HGG Advances (Jul 2023)
Multivariate extension of penalized regression on summary statistics to construct polygenic risk scores for correlated traits
Abstract
Summary: Genetic correlations between human traits and disorders such as schizophrenia (SZ) and bipolar disorder (BD) diagnoses are well established. Improved prediction of individual traits has been obtained by combining predictors of multiple genetically correlated traits derived from summary statistics produced by genome-wide association studies, compared with single trait predictors. We extend this idea to penalized regression on summary statistics in Multivariate Lassosum, expressing regression coefficients for the multiple traits on single nucleotide polymorphisms (SNPs) as correlated random effects, similarly to multi-trait summary statistic best linear unbiased predictors (MT-SBLUPs). We also allow the SNP contributions to genetic covariance and heritability to depend on genomic annotations. We conducted simulations with two dichotomous traits having polygenic architecture similar to SZ and BD, using genotypes from 29,330 subjects from the CARTaGENE cohort.
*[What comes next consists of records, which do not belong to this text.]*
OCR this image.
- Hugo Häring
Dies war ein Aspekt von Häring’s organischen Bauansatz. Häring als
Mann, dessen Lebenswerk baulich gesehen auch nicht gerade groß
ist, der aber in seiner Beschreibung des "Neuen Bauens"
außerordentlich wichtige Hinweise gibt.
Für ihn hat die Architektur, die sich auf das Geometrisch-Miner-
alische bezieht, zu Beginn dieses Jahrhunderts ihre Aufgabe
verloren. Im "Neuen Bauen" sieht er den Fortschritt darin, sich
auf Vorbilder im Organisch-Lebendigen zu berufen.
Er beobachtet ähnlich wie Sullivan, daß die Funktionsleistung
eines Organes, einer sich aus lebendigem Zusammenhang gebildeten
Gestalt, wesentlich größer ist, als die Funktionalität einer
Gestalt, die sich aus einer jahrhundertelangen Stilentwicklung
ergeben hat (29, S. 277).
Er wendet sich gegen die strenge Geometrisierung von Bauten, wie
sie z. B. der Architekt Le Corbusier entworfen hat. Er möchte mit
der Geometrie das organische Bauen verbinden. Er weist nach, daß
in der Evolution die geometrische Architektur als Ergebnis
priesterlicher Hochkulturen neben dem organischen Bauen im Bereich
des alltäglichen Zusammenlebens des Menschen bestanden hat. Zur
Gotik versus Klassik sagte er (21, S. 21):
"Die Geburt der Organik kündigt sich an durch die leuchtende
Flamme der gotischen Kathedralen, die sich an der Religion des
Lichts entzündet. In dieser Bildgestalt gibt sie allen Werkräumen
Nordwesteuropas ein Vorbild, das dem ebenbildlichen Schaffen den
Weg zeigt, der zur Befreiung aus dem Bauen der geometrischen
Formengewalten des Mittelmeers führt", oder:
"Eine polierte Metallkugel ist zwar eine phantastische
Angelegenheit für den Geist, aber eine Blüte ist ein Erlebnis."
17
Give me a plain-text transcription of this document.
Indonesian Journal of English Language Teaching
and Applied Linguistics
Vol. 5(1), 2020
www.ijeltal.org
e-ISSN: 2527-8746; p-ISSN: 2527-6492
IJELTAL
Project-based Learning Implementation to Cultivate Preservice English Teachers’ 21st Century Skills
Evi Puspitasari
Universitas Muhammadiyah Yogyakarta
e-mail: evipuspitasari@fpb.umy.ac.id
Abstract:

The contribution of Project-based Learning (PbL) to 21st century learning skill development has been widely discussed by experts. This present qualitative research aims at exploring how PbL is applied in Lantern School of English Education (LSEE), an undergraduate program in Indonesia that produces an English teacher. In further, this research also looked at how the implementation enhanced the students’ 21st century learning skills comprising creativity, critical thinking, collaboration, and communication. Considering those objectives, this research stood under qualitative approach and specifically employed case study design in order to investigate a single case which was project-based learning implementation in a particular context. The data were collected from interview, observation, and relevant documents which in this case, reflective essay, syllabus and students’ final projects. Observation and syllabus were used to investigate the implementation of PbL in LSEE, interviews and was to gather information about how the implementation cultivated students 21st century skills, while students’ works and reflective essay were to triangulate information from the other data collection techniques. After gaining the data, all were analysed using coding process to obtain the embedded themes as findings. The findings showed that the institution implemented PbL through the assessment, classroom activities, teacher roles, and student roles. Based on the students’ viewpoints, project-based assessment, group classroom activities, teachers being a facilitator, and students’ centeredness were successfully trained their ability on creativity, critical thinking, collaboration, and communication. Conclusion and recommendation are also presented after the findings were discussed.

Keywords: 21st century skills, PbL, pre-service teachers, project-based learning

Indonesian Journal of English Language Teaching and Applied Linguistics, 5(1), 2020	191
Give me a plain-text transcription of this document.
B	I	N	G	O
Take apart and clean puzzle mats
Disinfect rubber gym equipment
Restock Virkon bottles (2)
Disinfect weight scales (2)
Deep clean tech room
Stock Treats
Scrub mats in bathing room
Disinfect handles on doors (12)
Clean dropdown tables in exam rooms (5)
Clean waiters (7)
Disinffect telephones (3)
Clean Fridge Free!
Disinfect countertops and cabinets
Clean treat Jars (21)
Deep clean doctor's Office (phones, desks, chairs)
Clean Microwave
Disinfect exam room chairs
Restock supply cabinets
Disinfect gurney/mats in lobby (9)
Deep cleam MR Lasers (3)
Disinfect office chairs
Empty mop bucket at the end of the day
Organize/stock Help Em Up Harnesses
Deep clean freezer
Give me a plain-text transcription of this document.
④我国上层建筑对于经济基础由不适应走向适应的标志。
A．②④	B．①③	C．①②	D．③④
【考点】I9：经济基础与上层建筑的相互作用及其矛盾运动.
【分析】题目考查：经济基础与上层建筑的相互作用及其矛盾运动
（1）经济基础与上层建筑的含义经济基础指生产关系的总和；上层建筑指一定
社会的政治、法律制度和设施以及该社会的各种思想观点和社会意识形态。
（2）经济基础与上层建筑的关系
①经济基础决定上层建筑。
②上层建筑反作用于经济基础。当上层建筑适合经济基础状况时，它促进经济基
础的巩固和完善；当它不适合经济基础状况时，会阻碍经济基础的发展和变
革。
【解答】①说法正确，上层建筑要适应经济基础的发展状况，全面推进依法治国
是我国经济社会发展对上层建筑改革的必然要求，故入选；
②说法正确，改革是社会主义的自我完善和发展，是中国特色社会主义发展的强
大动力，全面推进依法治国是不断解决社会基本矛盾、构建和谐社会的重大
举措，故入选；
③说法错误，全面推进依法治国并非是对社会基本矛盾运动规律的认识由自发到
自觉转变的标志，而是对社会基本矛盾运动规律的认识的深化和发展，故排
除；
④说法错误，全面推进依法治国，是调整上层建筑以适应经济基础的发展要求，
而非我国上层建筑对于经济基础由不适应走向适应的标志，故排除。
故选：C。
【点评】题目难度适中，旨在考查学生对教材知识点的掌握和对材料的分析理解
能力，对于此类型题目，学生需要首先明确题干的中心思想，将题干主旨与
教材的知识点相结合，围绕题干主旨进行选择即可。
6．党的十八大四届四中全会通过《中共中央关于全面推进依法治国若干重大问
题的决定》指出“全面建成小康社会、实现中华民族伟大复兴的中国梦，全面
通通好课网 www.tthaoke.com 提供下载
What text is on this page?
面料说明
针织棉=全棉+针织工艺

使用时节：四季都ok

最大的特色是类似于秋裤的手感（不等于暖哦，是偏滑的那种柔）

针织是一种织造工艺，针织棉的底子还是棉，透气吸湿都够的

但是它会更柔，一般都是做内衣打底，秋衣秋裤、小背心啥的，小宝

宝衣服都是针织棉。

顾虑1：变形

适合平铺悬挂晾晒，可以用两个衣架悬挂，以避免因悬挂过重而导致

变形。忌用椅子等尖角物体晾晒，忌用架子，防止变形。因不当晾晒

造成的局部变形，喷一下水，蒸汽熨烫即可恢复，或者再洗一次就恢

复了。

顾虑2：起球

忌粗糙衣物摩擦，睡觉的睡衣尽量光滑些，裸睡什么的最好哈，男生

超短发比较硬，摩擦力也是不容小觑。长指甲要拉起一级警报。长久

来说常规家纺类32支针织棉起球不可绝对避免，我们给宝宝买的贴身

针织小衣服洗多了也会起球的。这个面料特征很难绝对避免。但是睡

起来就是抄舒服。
Multivariate Lassosum produced polygenic risk scores (PRSs) more strongly correlated with the true genetic risk predictor and had better discrimination power between affected and non-affected subjects than previously published sparse multi-trait (PANPRS) and univariate (Lassosum, sparse LDpred2, and the standard clumping and thresholding) methods in most simulation settings. Application of Multivariate Lassosum to predict SZ, BD, and related psychiatric traits in the Eastern Quebec SZ and BD kindred study revealed associations with every trait stronger than those obtained with univariate sparse PRSs, particularly when heritability and genetic covariance depended on genomic annotations. Multivariate Lassosum thus appears promising to improve prediction of genetically correlated traits with summary statistics for a selected subset of SNPs.